6. Gasps when celebs wear something twice

Is it really news when Kate Middleton dons a jacket for the second time? We know we’ve made a right royal purchase when our frock makes us look as fabulous on its twentieth outing as it did on its first.

7. The minimum wage in Bangladesh

It’s easy for retailers to boast that their employees are paid at least the minimum wage – it’s so low in countries like Bangladesh that garment workers need to take on overtime just to make ends meet. Since 2008, international action groups including Labour Behind the Label (www. labourbehindthelabel.org) and War on Want (www.waronwant.org) have been pushing for big British brands to pay a ‘living wage’ – one that allows employees to buy nutritious food, clean water, shelter, clothes, education, health care and transport. Despite promises on paper from some, including the owners of Topshop, this hasn’t happened yet.

8. Responsibility-dodging by retailers

Some big-name brands say it’s not up to them to pay garment workers more – it’s up to governments to increase the minimum wage. But if one nation raises it, what’s to stop retailers from simply moving their business to the country next door where labour is cheaper?

It’d be pretty awesome if all these underpaid workers could get together and bargain for higher wages. Unfortunately, as Labour Behind the Label reports, you’d probably be fired for joining a union if your supervisors found out – and if named a troublemaker, you could have difficulty finding a job anywhere else.

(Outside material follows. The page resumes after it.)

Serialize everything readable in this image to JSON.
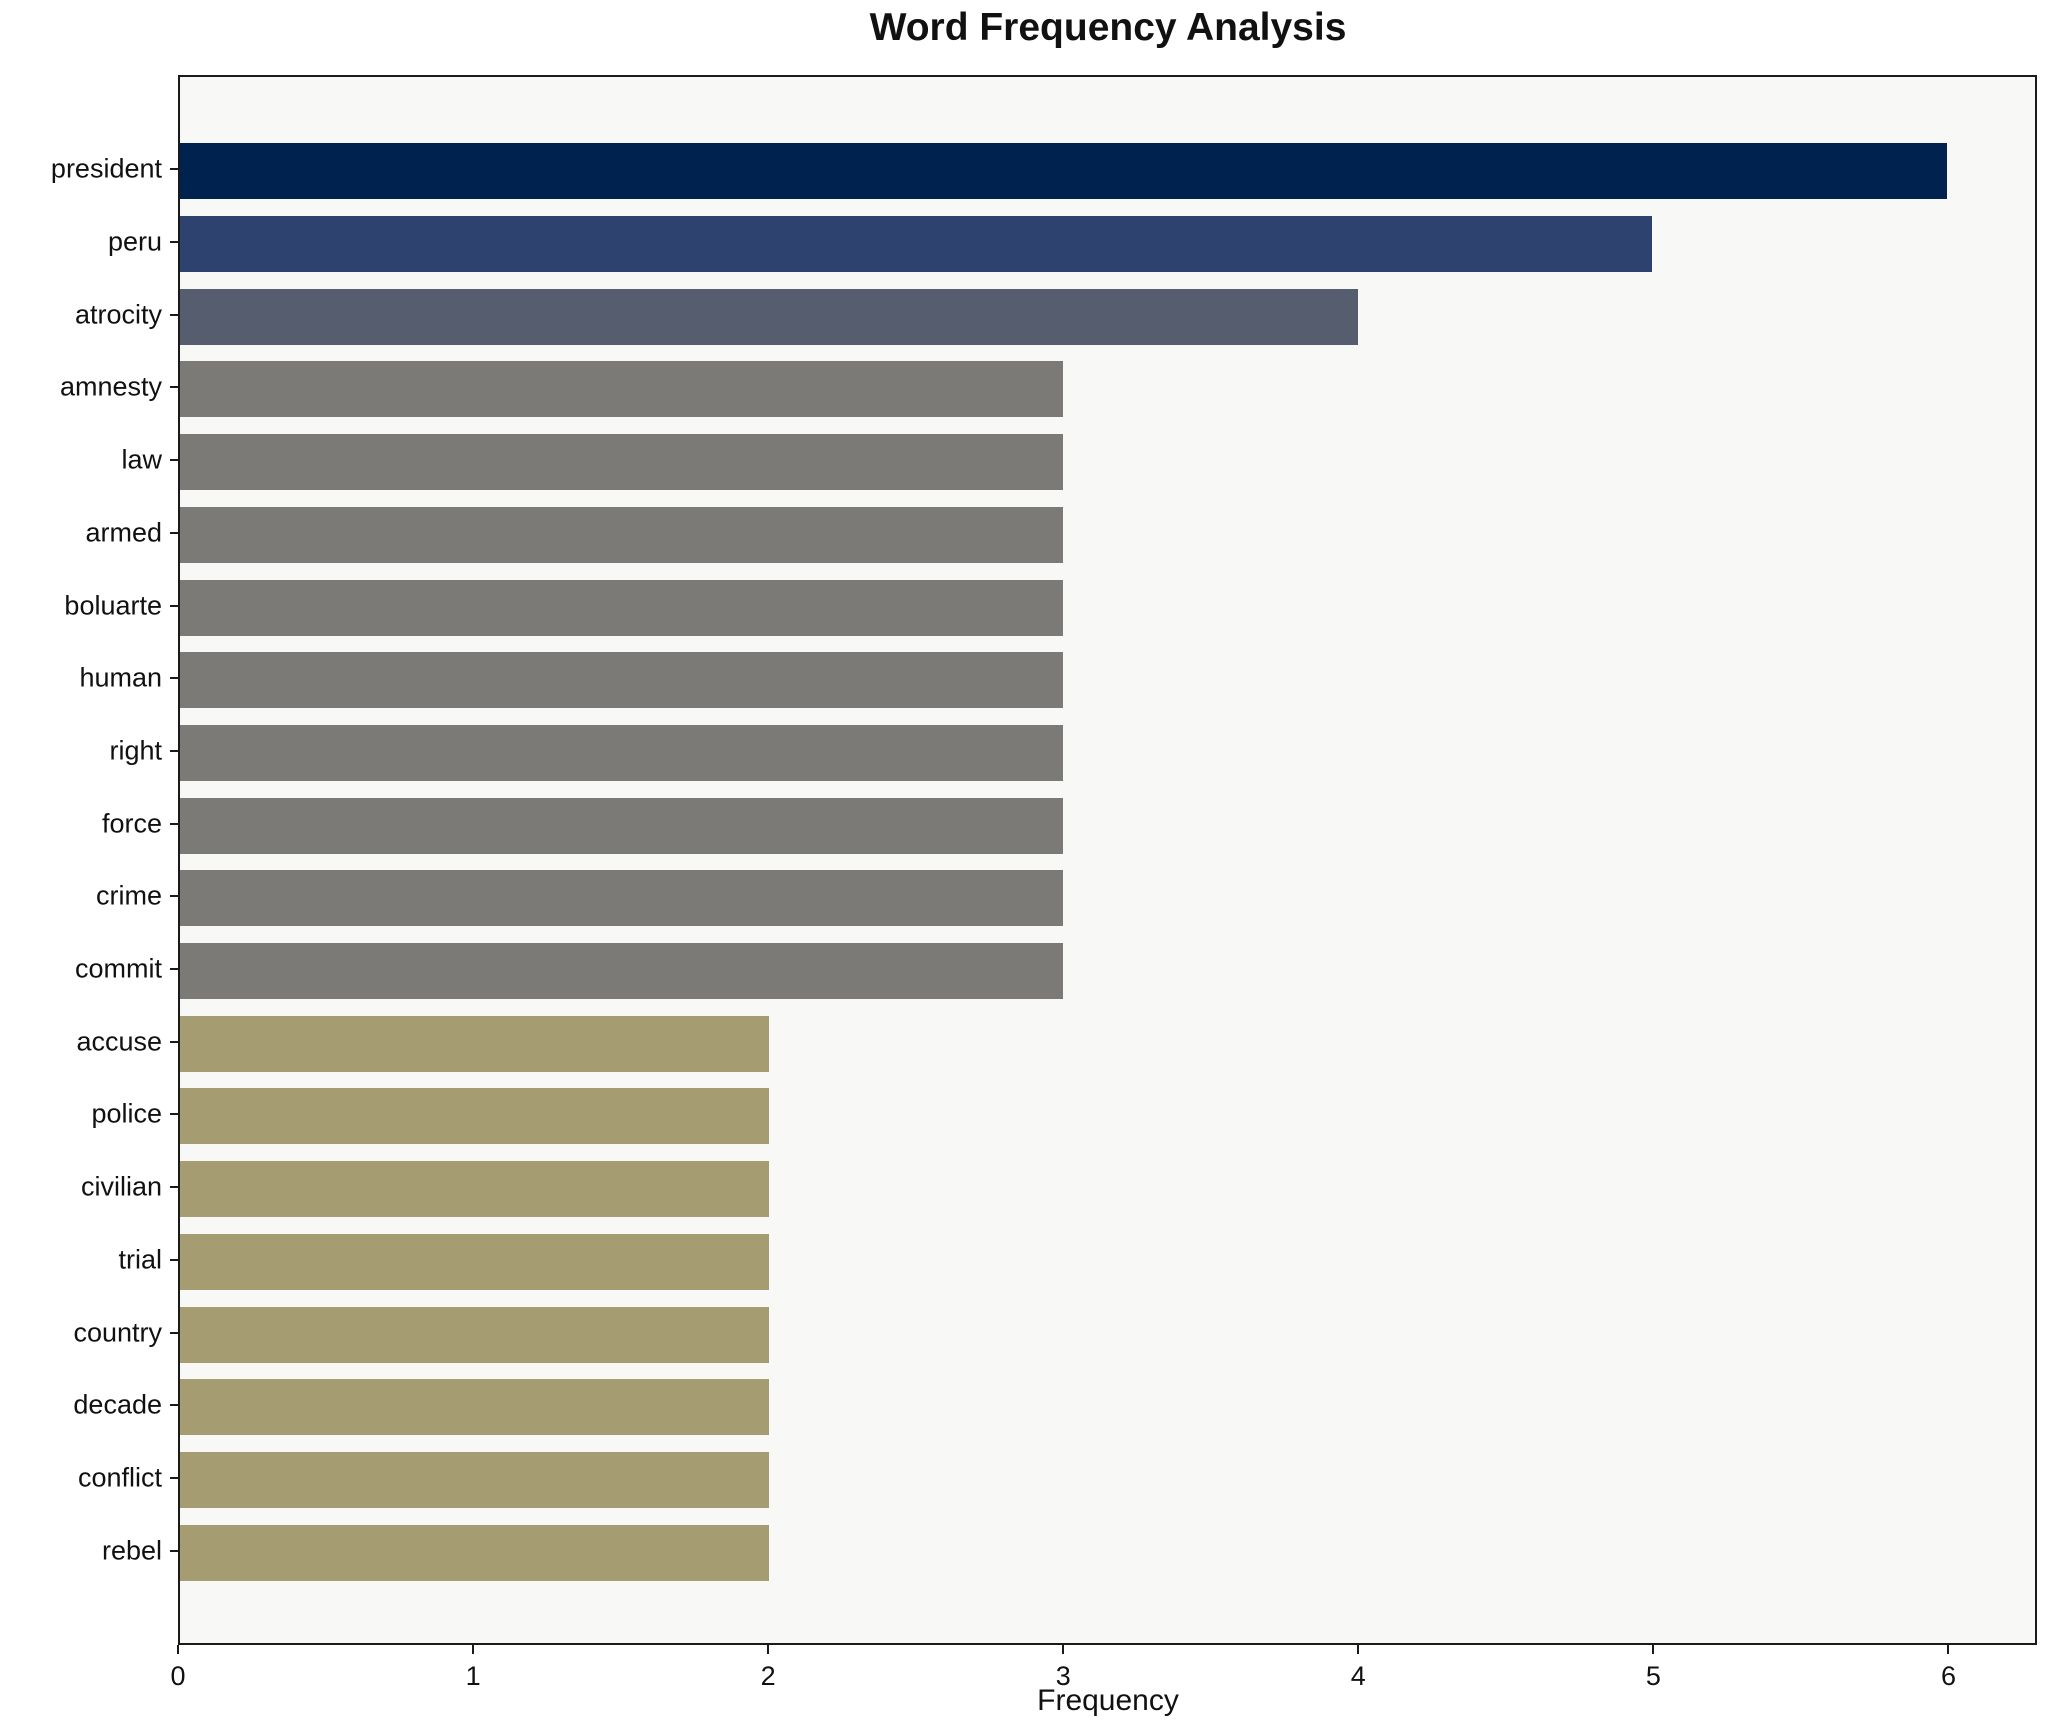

9. Warning factories of upcoming inspections

You’re a factory owner and you’ve just been told you’ll be audited next week. What do you do? Here are some ideas from fellow factory owners: unblock the fire exits, hand out safety equipment, hide the child workers in a separate room, fiddle with the payroll records, install a fake toilet and warn employees exactly what will happen to them if they voice their concerns. Anyone can comply with a code of conduct – for a day.

10. Dying for cotton

Cotton’s a fragile little plant – it’s susceptible to about 1,300 types of worms, weevils and bugs. Farmers can’t afford to lose even a fraction of their crops, so they employ an arsenal of toxic pesticides. These are pretty lethal – one drop of Aldicarb (the second most popular one) absorbed through the skin is enough to kill an adult. And it does. The World Health Organization estimates up to 40,000 people die each year from pesticide poisoning and another million need hospital care.

11. International back-scratching

Pesticides aren’t the only difficulty cotton farmers face – the global market is rigged in favour of First World producers. The US offers massive subsidies to its farmers, enabling them to sell their crops below the cost of production, thus undercutting other producers and pushing down the global price of cotton.

The scale of these subsidies is mind-boggling: almost $5 billion a year. That’s more than all US aid to Africa – and more than the total national wealth of cotton-reliant African nation Burkina Faso, says Fairtrade campaigner Harriet Lamb in her book Fighting the Banana Wars. It’s been estimated that getting rid of US subsidies would increase the income of West African farmers by five to 12 percent.

12. The vanishing sea

The problem with the Aral Sea is that it no longer exists. Well, not like it used to. It’s about 15 percent of the size it was in the 1980s, and its native marine life has completely vanished. Why? The two rivers that feed it have been diverted to irrigate Uzbekistani farms producing – you guessed it – cotton. As Lucy Siegle reports in To Die For, cotton’s a thirsty crop, requiring between 11,000 and 20,000 litres of water just to produce enough textile for one pair of jeans.

Comments

LB
 
Tue April 30, 2013 @ 05:40 PM
With the hideous disaster in Bangladesh, the call must go out for more ethical clothing practices in the West.  I read an interesting article which said how much we have embraced the free-range egg business to keep chooks healthy and happy, but we also purchase cheap clothes made by actual women and children in conditions just as bad as caged chickens. Makes you think about our priorities, doesn't it.